Private equity industry sees more federal regulation

With roots in the notorious corporate raids of the 1980s, the private equity business has long been considered one of the most powerful, freewheeling and lightly regulated corners of Wall Street.

But that may be changing. The 2010 Dodd-Frank financial reform law included a provision that, for the first time, required private equity firms to register with the Securities and Exchange Commission.

It was a modest step, but two years later the agency's Office of Compliance Inspections and Examinations began quietly sending some of its 900 examiners to perform on-site "presence exams" to learn how the firms treat their investors, which include CalPERS and other pension fund giants.

Although critics say the reforms haven't gone far enough, evidence of the changing regulatory climate are trickling into public view.

Last year, Andrew J. Bowden, then-director of the OCIE, turned heads with a speech that revealed that examiners had turned up widespread "deficiencies" in how private equity firms charge clients for fees and expenses and said that the agency had found "violations of law or material weaknesses in controls over 50% of the time."

"This is a remarkable statistic," he said.

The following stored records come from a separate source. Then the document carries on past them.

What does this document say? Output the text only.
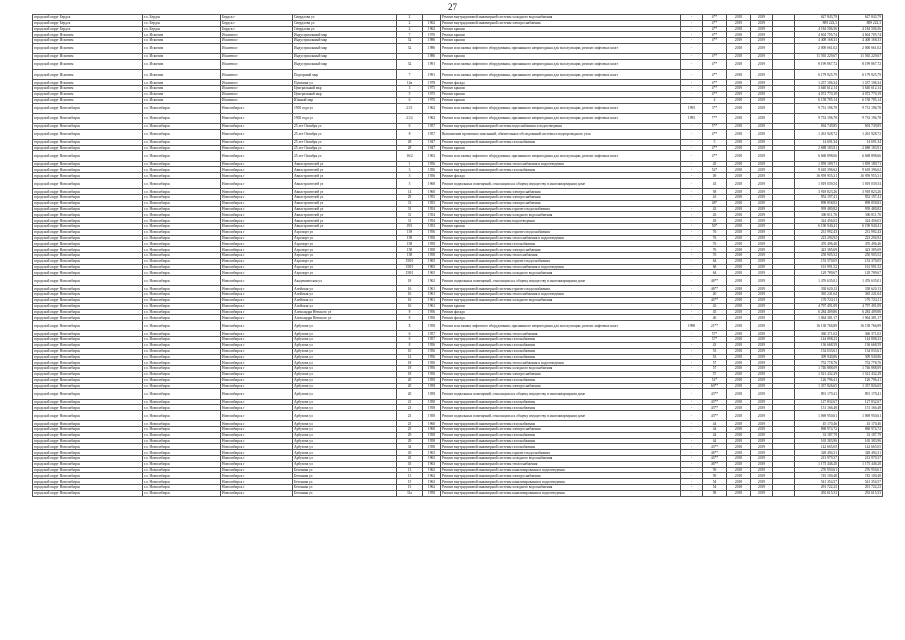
27
городской округ Бердск	г.о. Бердск	Бердск г	Свердлова ул	2		Ремонт внутридомовой инженерной системы холодного водоснабжения	-	4**	2018	2019		627 843,79	627 843,79
городской округ Бердск	г.о. Бердск	Бердск г	Свердлова ул	2	1962	Ремонт внутридомовой инженерной системы электроснабжения	-	4**	2019	2019		889 222,3	889 222,3
городской округ Бердск	г.о. Бердск	Бердск г	Свердлова ул	2	1962	Ремонт крыши	-	4**	2018	2019		4 184 506,56	4 184 506,56
городской округ Искитим	г.о. Искитим	Искитим г	Индустриальный мкр	7	1976	Ремонт крыши	-	4**	2018	2019		4 604 705,74	4 604 705,74
городской округ Искитим	г.о. Искитим	Искитим г	Индустриальный мкр	32	1986	Ремонт крыши	-	4**	2019	2019		4 408 168,33	4 408 168,33
городской округ Искитим	г.о. Искитим	Искитим г	Индустриальный мкр	32	1986	Ремонт или замена лифтового оборудования, признанного непригодным для эксплуатации, ремонт лифтовых шахт	-		2018	2019		2 000 661,02	2 000 661,02
городской округ Искитим	г.о. Искитим	Искитим г	Индустриальный мкр		1986	Ремонт крыши	-	4**	2018	2019		11 565 229,67	11 565 229,67
городской округ Искитим	г.о. Искитим	Искитим г	Индустриальный мкр	32	1991	Ремонт или замена лифтового оборудования, признанного непригодным для эксплуатации, ремонт лифтовых шахт	-	4**	2018	2019		8 199 867,72	8 199 867,72
городской округ Искитим	г.о. Искитим	Искитим г	Подгорный мкр	7	1991	Ремонт или замена лифтового оборудования, признанного непригодным для эксплуатации, ремонт лифтовых шахт	-	4**	2018	2019		6 179 925,79	6 179 925,79
городской округ Искитим	г.о. Искитим	Искитим г	Пушкина ул	12в	1978	Ремонт фасада	-	4**	2018	2019		1 237 106,34	1 237 106,34
городской округ Искитим	г.о. Искитим	Искитим г	Центральный мкр	3	1975	Ремонт крыши	-	4**	2019	2019		3 640 612,14	3 640 612,14
городской округ Искитим	г.о. Искитим	Искитим г	Центральный мкр	5	1975	Ремонт крыши	-	4**	2019	2019		4 072 770,19	4 072 770,19
городской округ Искитим	г.о. Искитим	Искитим г	Южный мкр	6	1970	Ремонт крыши	-	4	2018	2019		6 158 785,14	6 158 785,14
городской округ Новосибирск	г.о. Новосибирск	Новосибирск г	1905 года ул	21/1	1962	Ремонт или замена лифтового оборудования, признанного непригодным для эксплуатации, ремонт лифтовых шахт	1993	3**	2018	2019		9 731 196,78	9 731 196,78
городской округ Новосибирск	г.о. Новосибирск	Новосибирск г	1905 года ул	21/2	1962	Ремонт или замена лифтового оборудования, признанного непригодным для эксплуатации, ремонт лифтовых шахт	1993	7**	2018	2019		9 733 196,78	9 733 196,78
городской округ Новосибирск	г.о. Новосибирск	Новосибирск г	25 лет Октября ул	6	1957	Ремонт внутридомовой инженерной системы водоснабжения и водоотведения	-	5**	2018	2019		694 749,85	694 749,85
городской округ Новосибирск	г.о. Новосибирск	Новосибирск г	25 лет Октября ул	8	1957	Выполнение проектных изысканий, обязательных обследований системы и водопроводного узла	-	4**	2018	2019		1 261 928,72	1 261 928,72
городской округ Новосибирск	г.о. Новосибирск	Новосибирск г	25 лет Октября ул	28	1947	Ремонт внутридомовой инженерной системы газоснабжения	-	5	2018	2019		14 691,34	14 691,34
городской округ Новосибирск	г.о. Новосибирск	Новосибирск г	25 лет Октября ул	28	1947	Ремонт крыши	-	4**	2018	2019		2 688 183,91	2 688 183,91
городской округ Новосибирск	г.о. Новосибирск	Новосибирск г	25 лет Октября ул	16/2	1963	Ремонт или замена лифтового оборудования, признанного непригодным для эксплуатации, ремонт лифтовых шахт	-	4**	2018	2019		6 668 898,66	6 668 898,66
городской округ Новосибирск	г.о. Новосибирск	Новосибирск г	Авиастроителей ул	1	1956	Ремонт внутридомовой инженерной системы теплоснабжения и водоотведения	-	45	2018	2019		1 859 189,71	1 859 189,71
городской округ Новосибирск	г.о. Новосибирск	Новосибирск г	Авиастроителей ул	3	1956	Ремонт внутридомовой инженерной системы газоснабжения	-	52*	2018	2019		9 618 396,62	9 618 396,62
городской округ Новосибирск	г.о. Новосибирск	Новосибирск г	Авиастроителей ул	3	1956	Ремонт фасада	-	49	2018	2019		16 959 955,31	16 959 955,31
городской округ Новосибирск	г.о. Новосибирск	Новосибирск г	Авиастроителей ул	5	1968	Ремонт подвальных помещений, относящихся к общему имуществу в многоквартирном доме	-	43	2018	2019		1 819 039,54	1 819 039,54
городской округ Новосибирск	г.о. Новосибирск	Новосибирск г	Авиастроителей ул	14	1960	Ремонт внутридомовой инженерной системы электроснабжения	-	58	2018	2019		3 918 823,26	3 918 823,26
городской округ Новосибирск	г.о. Новосибирск	Новосибирск г	Авиастроителей ул	29	1955	Ремонт внутридомовой инженерной системы электроснабжения	-	43	2018	2019		952 197,41	952 197,41
городской округ Новосибирск	г.о. Новосибирск	Новосибирск г	Авиастроителей ул	31	1955	Ремонт внутридомовой инженерной системы электроснабжения	-	48*	2018	2019		898 858,83	898 858,83
городской округ Новосибирск	г.о. Новосибирск	Новосибирск г	Авиастроителей ул	31	1954	Ремонт внутридомовой инженерной системы горячего водоснабжения	-	43	2018	2019		939 480,82	939 480,82
городской округ Новосибирск	г.о. Новосибирск	Новосибирск г	Авиастроителей ул	31	1954	Ремонт внутридомовой инженерной системы холодного водоснабжения	-	43	2018	2019		306 811,76	306 811,76
городской округ Новосибирск	г.о. Новосибирск	Новосибирск г	Авиастроителей ул	31	1954	Ремонт внутридомовой инженерной системы водоотведения	-	43	2018	2019		324 456,03	324 456,03
городской округ Новосибирск	г.о. Новосибирск	Новосибирск г	Авиастроителей ул	19/1	1953	Ремонт крыши	-	50*	2018	2019		6 190 940,41	6 190 940,41
городской округ Новосибирск	г.о. Новосибирск	Новосибирск г	Аэропорт ул	139	1956	Ремонт внутридомовой инженерной системы горячего водоснабжения	-	76	2018	2019		231 992,43	231 992,43
городской округ Новосибирск	г.о. Новосибирск	Новосибирск г	Аэропорт ул	158	1956	Ремонт внутридомовой инженерной системы теплоснабжения и водоотведения	-	76	2018	2019		223 294,92	223 294,92
городской округ Новосибирск	г.о. Новосибирск	Новосибирск г	Аэропорт ул	158	1958	Ремонт внутридомовой инженерной системы газоснабжения	-	76	2018	2019		476 496,46	476 496,46
городской округ Новосибирск	г.о. Новосибирск	Новосибирск г	Аэропорт ул	158	1958	Ремонт внутридомовой инженерной системы электроснабжения	-	76	2018	2019		423 385,69	423 385,69
городской округ Новосибирск	г.о. Новосибирск	Новосибирск г	Аэропорт ул	158	1958	Ремонт внутридомовой инженерной системы теплоснабжения	-	76	2018	2019		250 905,52	250 905,52
городской округ Новосибирск	г.о. Новосибирск	Новосибирск г	Аэропорт ул	158/1	1965	Ремонт внутридомовой инженерной системы горячего водоснабжения	-	64	2018	2019		153 370,05	153 370,05
городской округ Новосибирск	г.о. Новосибирск	Новосибирск г	Аэропорт ул	158/1	1965	Ремонт внутридомовой инженерной системы теплоснабжения и водоотведения	-	68	2018	2019		161 991,52	161 991,52
городской округ Новосибирск	г.о. Новосибирск	Новосибирск г	Аэропорт ул	158/1	1965	Ремонт внутридомовой инженерной системы холодного водоснабжения	-	64	2018	2019		129 789,67	129 789,67
городской округ Новосибирск	г.о. Новосибирск	Новосибирск г	Академическая ул	18	1962	Ремонт подвальных помещений, относящихся к общему имуществу в многоквартирном доме	-	46**	2018	2019		1 476 635,01	1 476 635,01
городской округ Новосибирск	г.о. Новосибирск	Новосибирск г	Алейская ул	16	1961	Ремонт внутридомовой инженерной системы горячего водоснабжения	-	46**	2018	2019		338 620,13	338 620,13
городской округ Новосибирск	г.о. Новосибирск	Новосибирск г	Алейская ул	16	1961	Ремонт внутридомовой инженерной системы теплоснабжения и водоотведения	-	20	2018	2019		365 241,64	365 241,64
городской округ Новосибирск	г.о. Новосибирск	Новосибирск г	Алейская ул	16	1961	Ремонт внутридомовой инженерной системы холодного водоснабжения	-	44**	2018	2019		176 724,11	176 724,11
городской округ Новосибирск	г.о. Новосибирск	Новосибирск г	Алейская ул	16	1961	Ремонт крыши	-	43	2018	2019		4 797 491,09	4 797 491,09
городской округ Новосибирск	г.о. Новосибирск	Новосибирск г	Александра Невского ул	8	1956	Ремонт фасада	-	45	2018	2019		6 284 409,86	6 284 409,86
городской округ Новосибирск	г.о. Новосибирск	Новосибирск г	Александра Невского ул	8	1956	Ремонт фасада	-	46	2019	2019		1 964 381,17	1 964 381,17
городской округ Новосибирск	г.о. Новосибирск	Новосибирск г	Арбузова ул	X	1958	Ремонт или замена лифтового оборудования, признанного непригодным для эксплуатации, ремонт лифтовых шахт	1998	21**	2018	2019		16 138 766,89	16 138 766,89
городской округ Новосибирск	г.о. Новосибирск	Новосибирск г	Арбузова ул	6	1957	Ремонт внутридомовой инженерной системы теплоснабжения	-	57*	2018	2019		360 371,02	360 371,02
городской округ Новосибирск	г.о. Новосибирск	Новосибирск г	Арбузова ул	6	1957	Ремонт внутридомовой инженерной системы газоснабжения	-	57*	2018	2019		144 808,23	144 808,23
городской округ Новосибирск	г.о. Новосибирск	Новосибирск г	Арбузова ул	8	1956	Ремонт внутридомовой инженерной системы газоснабжения	-	43	2018	2019		136 668,59	136 668,59
городской округ Новосибирск	г.о. Новосибирск	Новосибирск г	Арбузова ул	10	1956	Ремонт внутридомовой инженерной системы газоснабжения	-	53	2018	2019		134 033,61	134 033,61
городской округ Новосибирск	г.о. Новосибирск	Новосибирск г	Арбузова ул	14	1956	Ремонт внутридомовой инженерной системы газоснабжения	-	53	2018	2019		309 940,86	309 940,86
городской округ Новосибирск	г.о. Новосибирск	Новосибирск г	Арбузова ул	18	1956	Ремонт внутридомовой инженерной системы теплоснабжения и водоотведения	-	57	2018	2019		752 778,76	752 778,76
городской округ Новосибирск	г.о. Новосибирск	Новосибирск г	Арбузова ул	18	1956	Ремонт внутридомовой инженерной системы холодного водоснабжения	-	57	2018	2019		1 746 888,09	1 746 888,09
городской округ Новосибирск	г.о. Новосибирск	Новосибирск г	Арбузова ул	18	1956	Ремонт внутридомовой инженерной системы электроснабжения	-	57	2018	2019		1 521 432,29	1 521 432,29
городской округ Новосибирск	г.о. Новосибирск	Новосибирск г	Арбузова ул	20	1958	Ремонт внутридомовой инженерной системы газоснабжения	-	51*	2018	2019		126 796,41	126 796,41
городской округ Новосибирск	г.о. Новосибирск	Новосибирск г	Арбузова ул	20	1958	Ремонт внутридомовой инженерной системы электроснабжения	-	60**	2018	2019		1 337 826,65	1 337 826,65
городской округ Новосибирск	г.о. Новосибирск	Новосибирск г	Арбузова ул	20	1958	Ремонт подвальных помещений, относящихся к общему имуществу в многоквартирном доме	-	43**	2018	2019		891 179,41	891 179,41
городской округ Новосибирск	г.о. Новосибирск	Новосибирск г	Арбузова ул	21	1958	Ремонт внутридомовой инженерной системы газоснабжения	-	43**	2018	2019		127 832,67	127 832,67
городской округ Новосибирск	г.о. Новосибирск	Новосибирск г	Арбузова ул	23	1958	Ремонт внутридомовой инженерной системы газоснабжения	-	43**	2018	2019		151 166,48	151 166,48
городской округ Новосибирск	г.о. Новосибирск	Новосибирск г	Арбузова ул	23	1958	Ремонт подвальных помещений, относящихся к общему имуществу в многоквартирном доме	-	43**	2018	2019		1 069 950,61	1 069 950,61
городской округ Новосибирск	г.о. Новосибирск	Новосибирск г	Арбузова ул	25	1960	Ремонт внутридомовой инженерной системы газоснабжения	-	44	2018	2019		45 170,46	45 170,46
городской округ Новосибирск	г.о. Новосибирск	Новосибирск г	Арбузова ул	25	1960	Ремонт внутридомовой инженерной системы электроснабжения	-	44	2018	2019		868 974,72	868 974,72
городской округ Новосибирск	г.о. Новосибирск	Новосибирск г	Арбузова ул	29	1958	Ремонт внутридомовой инженерной системы газоснабжения	-	44	2018	2019		33 187,79	33 187,79
городской округ Новосибирск	г.о. Новосибирск	Новосибирск г	Арбузова ул	29	1958	Ремонт внутридомовой инженерной системы газоснабжения	-	44	2018	2019		165 383,96	165 383,96
городской округ Новосибирск	г.о. Новосибирск	Новосибирск г	Арбузова ул	34	1958	Ремонт внутридомовой инженерной системы газоснабжения	-	43**	2018	2019		142 665,05	142 665,05
городской округ Новосибирск	г.о. Новосибирск	Новосибирск г	Арбузова ул	45	1963	Ремонт внутридомовой инженерной системы горячего водоснабжения	-	46**	2018	2019		328 494,31	328 494,31
городской округ Новосибирск	г.о. Новосибирск	Новосибирск г	Арбузова ул	45	1963	Ремонт внутридомовой инженерной системы холодного водоснабжения	-	43**	2018	2019		213 979,37	213 979,37
городской округ Новосибирск	г.о. Новосибирск	Новосибирск г	Арбузова ул	45	1963	Ремонт внутридомовой инженерной системы теплоснабжения	-	46**	2018	2019		1 175 446,20	1 175 446,20
городской округ Новосибирск	г.о. Новосибирск	Новосибирск г	Бетонная ул	13	1962	Ремонт внутридомовой инженерной системы канализирования и водоотведения	-	59	2018	2019		276 950,61	276 950,61
городской округ Новосибирск	г.о. Новосибирск	Новосибирск г	Бетонная ул	13	1962	Ремонт внутридомовой инженерной системы электроснабжения	-	59	2018	2019		745 100,48	745 100,48
городской округ Новосибирск	г.о. Новосибирск	Новосибирск г	Бетонная ул	15	1962	Ремонт внутридомовой инженерной системы канализирования и водоотведения	-	54	2018	2019		541 354,57	541 354,57
городской округ Новосибирск	г.о. Новосибирск	Новосибирск г	Бетонная ул	15	1962	Ремонт внутридомовой инженерной системы холодного водоснабжения	-	54	2018	2019		291 722,23	291 722,23
городской округ Новосибирск	г.о. Новосибирск	Новосибирск г	Бетонная ул	31a	1958	Ремонт внутридомовой инженерной системы канализирования и водоотведения	-	58	2018	2019		292 615,53	292 615,53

The speech spurred debate in financial circles and pushback from the industry, which issued a statement saying that all agreements are "negotiated by professional investment managers on both sides."

Since then, the SEC has followed with a string of enforcement actions alleging improper handling of fees and expenses. In June, for instance, New York powerhouse Kohlberg Kravis Roberts & Co. agreed to pay $30 million, including $10 million in penalties, for "misallocating" expenses in breach of its fiduciary duty to clients.

KKR said in a statement that the settlement "relates to historical expense allocation disclosures and policies and not to any current practices."

The SEC has set up a separate unit to examine private equity and other funds and hired outside consultants to help with examinations. In a recent paper, lawyers for Ropes & Gray, a law firm with Wall Street clients, said the moves suggest "the SEC will actively seek to bring additional enforcement actions."